Find $g \circ f$ with $f$ and $g$ given.

Question

Suppose $f(x)=\begin{cases}x+1 & x \ge 1 \\ x+2 & x<1\end{cases}$ and $g(x)=\begin{cases}x^2 & x\ge 1 \\ x^3 & x<1 \end{cases} $

What is $g(f(x))$?

I'm confused.

Answer 1

Hint: Before you can compute $g(f(x))$, you will need to determine which values of $x$ produce $f(x)\leq 1$ and which values of $x$ produce $f(x)>1$.

That has to be done so you will know which part of $g$ to use when applying it to $f(x)$.

Examine each piece in the definition of $f$ to do this.

To help you get started, consider the first piece of $f$, the part where $f(x)=x+1$ when $x\geq 1$. Among those values of $x$, you want to find which ones produce $f(x)\geq 1$ (if any) and which ones produce $f(x)<1$ (if any). Use the definition of $f$ on this part of the domain to see that you are really asking "for what values of $x\geq 1$ is $\overbrace{x+1}^{\textrm{value of }f(x)}\underbrace{\leq 1}_{\textrm{domain of }g}$?" and "for what values of $x\geq 1$ is $\overbrace{x+1}^{\textrm{value of }f(x)}\underbrace{>1}_{\textrm{domain of }g}$?".

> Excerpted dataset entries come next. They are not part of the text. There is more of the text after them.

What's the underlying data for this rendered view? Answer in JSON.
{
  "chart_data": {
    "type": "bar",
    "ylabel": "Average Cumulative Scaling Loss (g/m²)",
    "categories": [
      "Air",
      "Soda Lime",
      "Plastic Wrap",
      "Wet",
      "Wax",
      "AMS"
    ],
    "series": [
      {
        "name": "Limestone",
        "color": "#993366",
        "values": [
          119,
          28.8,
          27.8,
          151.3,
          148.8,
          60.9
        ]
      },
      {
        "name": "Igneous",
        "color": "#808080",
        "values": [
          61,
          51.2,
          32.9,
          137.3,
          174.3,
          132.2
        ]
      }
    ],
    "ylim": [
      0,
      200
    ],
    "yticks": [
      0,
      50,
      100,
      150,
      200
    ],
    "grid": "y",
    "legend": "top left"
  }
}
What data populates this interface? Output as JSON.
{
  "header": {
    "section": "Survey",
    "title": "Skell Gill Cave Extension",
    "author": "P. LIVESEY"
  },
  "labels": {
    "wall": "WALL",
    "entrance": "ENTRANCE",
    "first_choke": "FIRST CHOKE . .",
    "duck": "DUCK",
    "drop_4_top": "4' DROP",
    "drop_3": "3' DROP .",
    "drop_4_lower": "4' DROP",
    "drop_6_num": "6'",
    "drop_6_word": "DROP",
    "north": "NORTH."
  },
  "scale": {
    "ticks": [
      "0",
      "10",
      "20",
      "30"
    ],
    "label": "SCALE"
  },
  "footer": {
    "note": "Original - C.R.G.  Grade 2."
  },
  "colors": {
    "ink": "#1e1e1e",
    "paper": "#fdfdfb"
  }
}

Then repeat this procedure for the other part of $f$.

Answer 2

So if you are given two functions $f(x) = x + 3$ and $g(x) = 9x^{2}$, for example, here is how to find $f(g(x))$ and $g(f(x))$.

You look at the outside function, and replace the $x$'s with a $\Box$. So for example, if we want to find $f(g(x))$, the outside function is $f(x) = x + 3$. So I will rewrite this as $f(\Box) = \Box + 3$. Now, everywhere I see a $\Box$, I need to write what $g(x)$ is. but $g(x) = 9x^{2}$, so that means we get $f(g(x)) = 9x^{2} + 3$.

Similarly, to find $g(f(x))$, the outside function is $g(x) = 9x^{2}$. I need to replace all of the $x$'s with a $\Box$, and so I get $g(\Box) = 9 \Box^{2}$. Now I need to write what $f(x)$, the inside function, is in each of the boxes. I get $g(f(x)) = 9 (x + 3)^{2}$.

Finally, you do the same thing with the problem you have. Except you have a piecewise function. So you do the same thing, but you look at both functions for $x \geq 1$ at first, and do that piece, and then do the $x < 1$ piece of both functions second. Your answer will also be a piecewise function.